I contemplated pulling into a temp table then joining that table to itself but that seems like I would trade math for iterations against the table and still end up slow.
Thank you all for your help in this and please let me know if I need to clarify anything here!
** To clarify on a question, I can't use a 3rd column with the values pre-calculated because in reality the math is much more complex then addition, I just simplified it for illustration's sake.
Do you have a benchmark query to compare against? Usually it doesn't work to try to outsmart the optimizer. If you have acceptable performance from a starting query, then you can see where extra work is being expended (indicated by disk reads, cache consumption, etc.) and focus on that.
Avoid the temptation to break it into pieces and solve those. That's an antipattern. That includes temp tables especially.
Redundant math is usually ok - what hurts is disk activity. I've never seen a query that needed CPU work reduction on pure calculations.

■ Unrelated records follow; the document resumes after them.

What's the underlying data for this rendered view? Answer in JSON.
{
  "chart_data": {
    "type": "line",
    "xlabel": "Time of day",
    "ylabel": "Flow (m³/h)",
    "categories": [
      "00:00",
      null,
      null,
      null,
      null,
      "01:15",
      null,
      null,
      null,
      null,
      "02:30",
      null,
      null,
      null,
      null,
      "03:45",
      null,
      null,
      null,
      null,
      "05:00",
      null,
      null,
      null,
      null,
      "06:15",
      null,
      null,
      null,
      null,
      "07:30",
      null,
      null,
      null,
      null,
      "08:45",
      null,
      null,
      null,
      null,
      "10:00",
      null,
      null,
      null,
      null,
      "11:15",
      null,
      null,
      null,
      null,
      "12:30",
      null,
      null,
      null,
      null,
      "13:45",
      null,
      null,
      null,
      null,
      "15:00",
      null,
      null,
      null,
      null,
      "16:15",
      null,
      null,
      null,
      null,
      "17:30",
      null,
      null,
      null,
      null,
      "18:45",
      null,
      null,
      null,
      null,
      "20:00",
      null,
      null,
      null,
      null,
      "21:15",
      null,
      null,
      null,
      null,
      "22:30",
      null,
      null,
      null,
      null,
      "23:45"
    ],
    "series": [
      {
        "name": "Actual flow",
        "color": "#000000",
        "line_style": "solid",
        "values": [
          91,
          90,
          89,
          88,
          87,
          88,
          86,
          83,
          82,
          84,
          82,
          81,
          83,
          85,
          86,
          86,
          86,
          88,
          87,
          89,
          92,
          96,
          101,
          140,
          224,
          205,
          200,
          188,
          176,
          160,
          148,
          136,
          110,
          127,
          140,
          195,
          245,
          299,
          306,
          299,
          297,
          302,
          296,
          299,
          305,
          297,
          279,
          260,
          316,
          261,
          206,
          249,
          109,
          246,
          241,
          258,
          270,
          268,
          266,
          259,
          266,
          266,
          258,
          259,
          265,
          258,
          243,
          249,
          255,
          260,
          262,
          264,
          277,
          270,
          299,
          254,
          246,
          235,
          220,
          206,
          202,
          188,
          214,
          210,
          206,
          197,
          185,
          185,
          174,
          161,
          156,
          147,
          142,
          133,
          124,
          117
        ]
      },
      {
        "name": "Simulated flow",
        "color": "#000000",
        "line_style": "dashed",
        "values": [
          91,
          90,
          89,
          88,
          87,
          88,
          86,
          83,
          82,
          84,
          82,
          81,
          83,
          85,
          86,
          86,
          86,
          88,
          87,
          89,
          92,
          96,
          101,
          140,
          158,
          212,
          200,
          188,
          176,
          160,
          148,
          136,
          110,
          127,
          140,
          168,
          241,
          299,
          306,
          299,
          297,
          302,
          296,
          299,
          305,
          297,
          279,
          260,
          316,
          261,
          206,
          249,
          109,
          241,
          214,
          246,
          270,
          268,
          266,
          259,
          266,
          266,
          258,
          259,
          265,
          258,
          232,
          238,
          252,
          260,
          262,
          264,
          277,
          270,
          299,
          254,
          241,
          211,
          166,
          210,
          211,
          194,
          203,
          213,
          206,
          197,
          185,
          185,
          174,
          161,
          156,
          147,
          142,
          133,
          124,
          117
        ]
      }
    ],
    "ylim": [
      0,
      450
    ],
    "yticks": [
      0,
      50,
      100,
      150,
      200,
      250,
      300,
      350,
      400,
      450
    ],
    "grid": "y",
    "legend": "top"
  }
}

Gather your results and put them in a temp table
SELECT * into TempTable FROM (SELECT INDEX, NAME, Type, ID, Flag1, (Value1 + Value2) as New_Value
FROM Values_Table
JOIN Users_Table ON ASSOCIATED_ID = ID
JOIN Flags_Table ON Flags_Table.Index = Users_Table.Index
WHERE New_Value < 10)
ORDER BY New_Value
LIMIT 0,10
Return Result for First Query
SELECT INDEX, NAME, Flag1, New_Value
FROM TempTable
Return Results for count of Types
Select ID, Count(Type)
FROM TempTable
GROUP BY TYPE
Is there any chance that you can add a third column to the values_table with the pre-calculated value? Even if the result of your calculation is dependent on other variables, you could run the calculation for the whole table but only when those variables change.